Entering 2022, the opportunities for value creation in the biopharma industry are especially strong. A last-minute compromise on drug pricing in President Joe Biden’s US $1.75 trillion social-spending bill in November was an important step toward lowering out-of-pocket drug costs for seniors in the US and addressing high drug prices generally. The threat of reform, in the form of greater industry subsidies and reduced pricing power, has been a risk to biopharma for much of the last decade. Valuations of large-cap biopharma companies in aggregate have been at historic lows in part for this reason. Progress on this issue should now help refocus attention on company pipelines and overall research and development (R&D) productivity.
Among small- to mid-cap biopharma companies, 2021 was a challenging year. A significant pullback started in February, perhaps triggered by some high-profile clinical setbacks, unexpected regulatory decisions, high valuations, and a volatile market backdrop. However, looking to 2022, we remain very encouraged by the state of pipelines across the industry.
Today, advances in basic science, the advent of new drug-discovery tools, and entirely new treatment modalities are enabling the development of high-impact drugs for critical diseases. For example, antibody-drug conjugate technology allows more potent and less toxic treatment of more types of cancer, as evidenced most recently by a groundbreaking new drug for breast cancer. In addition, the once science-fiction concept of gene editing was recently validated for the first time in humans with the rare disease transthyretin amyloidosis. Lastly, the COVID-19 pandemic has notably rekindled interest in vaccine development, including for common respiratory viruses such as flu and RSV.
We are just as enthusiastic about the opportunities within medical technology. Many life-science tools and diagnostics companies excelled during the pandemic. Companies involved in the development of diagnostic-testing equipment were in high demand, as were those selling critical-care equipment to help hospitals cope with the surge in COVID-19 patients. Life-science tools companies, in particular, have strong fundamentals as they support both increased biopharma R&D and robust bioprocessing demand that helps bring advanced therapeutics to the market.
Importantly, many of these companies could exit the pandemic stronger than they entered, as a rise in their installed customer base should lead to increased recurring revenue in the years to come.
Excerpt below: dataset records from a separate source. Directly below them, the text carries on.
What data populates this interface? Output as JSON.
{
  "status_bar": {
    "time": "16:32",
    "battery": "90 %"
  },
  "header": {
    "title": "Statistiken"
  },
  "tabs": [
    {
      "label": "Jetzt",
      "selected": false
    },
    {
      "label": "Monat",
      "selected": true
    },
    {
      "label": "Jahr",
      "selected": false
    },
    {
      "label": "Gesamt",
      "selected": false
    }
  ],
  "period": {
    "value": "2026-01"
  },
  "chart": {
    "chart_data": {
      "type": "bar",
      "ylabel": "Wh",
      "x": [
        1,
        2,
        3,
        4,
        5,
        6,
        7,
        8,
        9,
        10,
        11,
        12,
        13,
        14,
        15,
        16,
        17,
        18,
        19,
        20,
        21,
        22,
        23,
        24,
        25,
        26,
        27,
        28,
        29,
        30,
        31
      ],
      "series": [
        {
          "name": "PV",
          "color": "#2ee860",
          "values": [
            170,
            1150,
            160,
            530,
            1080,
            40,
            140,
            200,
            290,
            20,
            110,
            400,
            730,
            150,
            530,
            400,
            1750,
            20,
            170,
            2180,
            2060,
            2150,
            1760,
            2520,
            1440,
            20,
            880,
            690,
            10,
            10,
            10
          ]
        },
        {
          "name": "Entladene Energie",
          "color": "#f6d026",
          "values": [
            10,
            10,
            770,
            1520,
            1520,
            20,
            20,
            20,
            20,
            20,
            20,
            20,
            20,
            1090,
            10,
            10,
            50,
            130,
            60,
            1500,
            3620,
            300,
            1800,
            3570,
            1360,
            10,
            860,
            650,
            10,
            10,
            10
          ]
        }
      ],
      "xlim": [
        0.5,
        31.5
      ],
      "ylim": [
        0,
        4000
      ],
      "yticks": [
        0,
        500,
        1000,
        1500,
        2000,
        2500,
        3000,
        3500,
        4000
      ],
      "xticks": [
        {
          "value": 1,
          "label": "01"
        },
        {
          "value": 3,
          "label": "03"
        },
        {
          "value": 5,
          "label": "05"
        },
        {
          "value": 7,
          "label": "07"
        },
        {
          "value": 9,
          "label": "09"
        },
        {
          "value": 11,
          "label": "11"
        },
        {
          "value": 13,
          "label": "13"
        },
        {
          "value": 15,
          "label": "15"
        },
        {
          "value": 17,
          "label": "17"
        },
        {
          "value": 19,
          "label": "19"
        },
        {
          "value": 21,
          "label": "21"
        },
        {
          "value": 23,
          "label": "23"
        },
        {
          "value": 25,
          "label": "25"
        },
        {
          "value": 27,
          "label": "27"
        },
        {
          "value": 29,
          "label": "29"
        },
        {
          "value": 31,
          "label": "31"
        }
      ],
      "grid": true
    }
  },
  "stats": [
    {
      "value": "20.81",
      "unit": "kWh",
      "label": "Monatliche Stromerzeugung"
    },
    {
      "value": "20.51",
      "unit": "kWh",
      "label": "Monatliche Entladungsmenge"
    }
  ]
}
Additionally, the pandemic has spurred governments globally to reassess their emergency preparedness. This should provide new sources of demand for many diagnostics companies, as well as increased government funding for life-science research.
Medical-device companies lagged relative to other parts of medical technology in 2021 but are poised for outsized growth in 2022 and beyond. The pandemic caused a halt in elective procedures, brought on first by hospital cancellations and compounded later by patient skittishness to schedule elective care. However, this drop in demand did little to slow the prevalence of underlying disease across patient populations. We expect to see strong multi-year demand in categories such as aortic-valve replacements, cataract surgeries, colonoscopies, and others that have been deferred since the pandemic.
Notably, lost in the short-term implications of COVID-19 is the fact that innovation pipelines across medical technology firms have never been stronger, with far more attractive medical-device categories poised to accelerate in the 2020s compared to the 2010s. In the coming years, we believe many firms will grow their addressable market through geographic expansion, new technologies, and the use of existing technologies to treat new patient populations.
The healthcare services subsector is also exiting the pandemic in a better position than it entered. The early stages of the pandemic were challenging for business models leveraged to underlying volume trends, such as post-acute care, hospitals, dialysis, and others. Conversely, managed-care companies performed well initially, as an overall reduction in healthcare utilization resulted in falling costs and rising profits.